Culturas

Segundos fuera

YO TAMPOCO ENTIENDO NADA // CAMILO JOSÉ CELA CONDE
El inmueble más caro del mundo, el de mayor precio al menos entre los que están en venta, es el castillo de Drácula. Pertenece a un Habsburgo, faltaría más, miembro de la realeza rumana, y el caserón anda en almoneda por aquello de que ya no se respeta nada. Pones sobre la mesa unos míseros sesenta millones de euros y puedes volverte el dueño de los pánicos más memorables. Una ganga.

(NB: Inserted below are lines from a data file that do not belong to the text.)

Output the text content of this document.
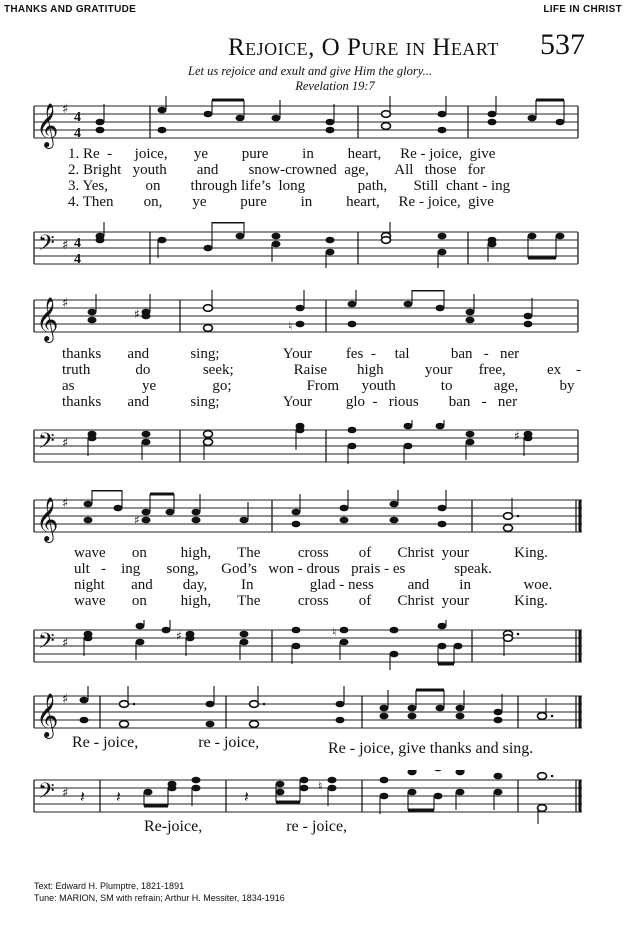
THANKS AND GRATITUDE	LIFE IN CHRIST
Rejoice, O Pure in Heart 537
Let us rejoice and exult and give Him the glory...
Revelation 19:7
𝄞 ♯
4
4
1. Re - joice, ye pure in heart, Re - joice, give
2. Bright youth and snow-crowned age, All those for
3. Yes,	on through life’s long	path, Still chant - ing
4. Then on, ye pure in heart, Re - joice, give
𝄢 ♯ 4
4
𝄞 ♯
♯
♮
thanks and	sing;	Your fes - tal	ban - ner
truth	do	seek;	Raise high	your free,	ex -
as	ye	go;	From youth	to	age,	by
thanks and	sing;	Your glo - rious ban - ner
𝄢 ♯	♯
𝄞 ♯
♯
wave on high, The	cross of Christ your	King.
ult - ing song, God’s won - drous prais - es	speak.
night and day, In	glad - ness and in	woe.
wave on high, The	cross of Christ your	King.
𝄢 ♯	♯	♮
𝄞 ♯
Re - joice,	re - joice,	Re - joice, give thanks and sing.
𝄢 ♯ 𝄽 𝄽	𝄽
♮
Re-joice,	re - joice,
Text: Edward H. Plumptre, 1821-1891
Tune: MARION, SM with refrain; Arthur H. Messiter, 1834-1916
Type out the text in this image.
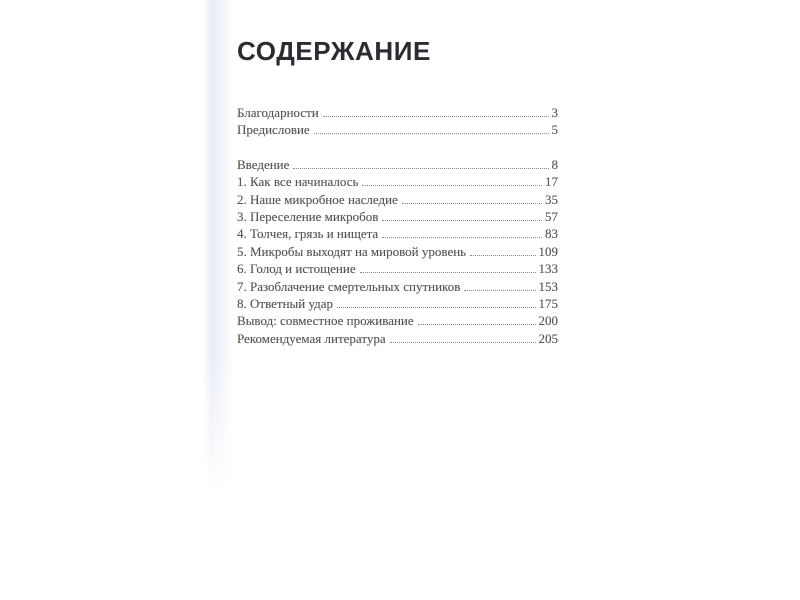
СОДЕРЖАНИЕ
Благодарности	3
Предисловие	5
Введение	8
1. Как все начиналось	17
2. Наше микробное наследие	35
3. Переселение микробов	57
4. Толчея, грязь и нищета	83
5. Микробы выходят на мировой уровень	109
6. Голод и истощение	133
7. Разоблачение смертельных спутников	153
8. Ответный удар	175
Вывод: совместное проживание	200
Рекомендуемая литература	205
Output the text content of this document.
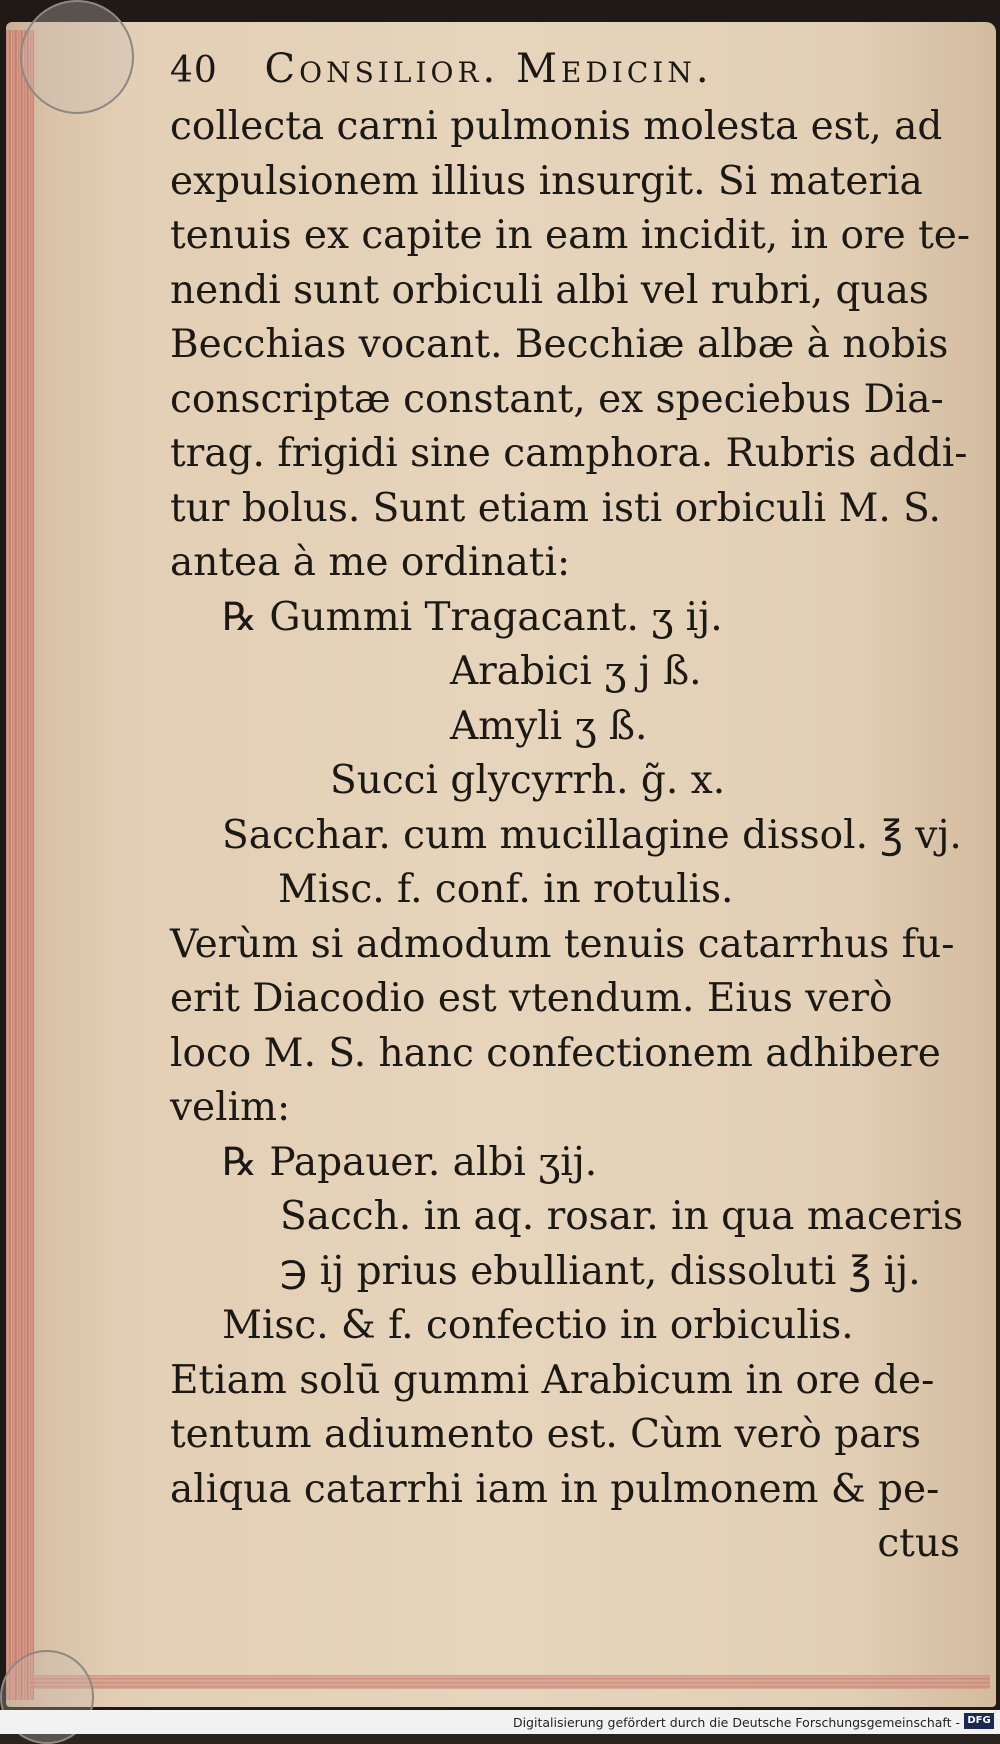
40 Consilior. Medicin.
collecta carni pulmonis molesta est, ad
expulsionem illius insurgit. Si materia
tenuis ex capite in eam incidit, in ore te-
nendi sunt orbiculi albi vel rubri, quas
Becchias vocant. Becchiæ albæ à nobis
conscriptæ constant, ex speciebus Dia-
trag. frigidi sine camphora. Rubris addi-
tur bolus. Sunt etiam isti orbiculi M. S.
antea à me ordinati:
℞ Gummi Tragacant. ʒ ij.
Arabici ʒ j ß.
Amyli ʒ ß.
Succi glycyrrh. g̃. x.
Sacchar. cum mucillagine dissol. ℥ vj.
Misc. f. conf. in rotulis.
Verùm si admodum tenuis catarrhus fu-
erit Diacodio est vtendum. Eius verò
loco M. S. hanc confectionem adhibere
velim:
℞ Papauer. albi ʒij.
Sacch. in aq. rosar. in qua maceris
℈ ij prius ebulliant, dissoluti ℥ ij.
Misc. & f. confectio in orbiculis.
Etiam solū gummi Arabicum in ore de-
tentum adiumento est. Cùm verò pars
aliqua catarrhi iam in pulmonem & pe-
ctus
Digitalisierung gefördert durch die Deutsche Forschungsgemeinschaft - DFG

El precio de los recuerdos
Poseer un castillo en los Cárpatos supone una pasada, bien es verdad, pero el valor de la mansión en venta no lo fijan ni sus almenas ni sus muros sino el hecho de que el príncipe Vlad, la figura histórica a la que se vincula la leyenda del conde Drácula, pasó allí un par de noches seis siglos atrás. Eso da lugar a que toda una riada de turistas llegue hoy hasta el condado de Brasov en busca del verdadero espíritu de Transilvania.

Glorias comparadas
Pero la cuestión crucial en esta historia no tiene tanto que ver con los vampiros antiguos como con los chupasangres contemporáneos. Si el de Drácula es el segundo edificio más caro del mundo, ¿cuál será el primero?

La respuesta estremece: se trata de una casa de Beverly Hills que hizo construir William Randolph Hearst. ¿Habrá prueba mejor de que la divina providencia existe y, además, cuida con esmero los detalles? El ciudadano Kane, nazi convencido que fue, muñidor de la guerra de Cuba gracias a su idea de montar un atentado falso contra el Maine, compone como pocos la figura postmoderna del vampiro mediático. Murió hace medio siglo en la misma mansión que ocupa hoy el primer lugar del mundo en cuanto a su precio de venta. Pero allí no se forman, ¡ay!, colas de turistas para rememorar la bola de cristal llena de copos de nieve que imaginó Orson Wells como metáfora del poder y el desengaño. Ni siquiera hacen falta.

Heil Barbie
Muchas moralejas pueden deducirse del episodio de las casas en venta. Me quedo con la más obvia de todas: puestos a dar miedo, no hay nada mejor hoy que la estética barbie trasplantada desde el barrio emblemático de Hollywood a cualquiera de los templos de los horrores contemporáneos. Vlad era compasivo con sus víctimas: se limitaba a empalarlas. Que te obliguen encima a disfrazarte de Georgie Dann para apurar las heces de la ceremonia es un refinamiento de la tortura que debería figurar en la nueva historial universal de la infamia.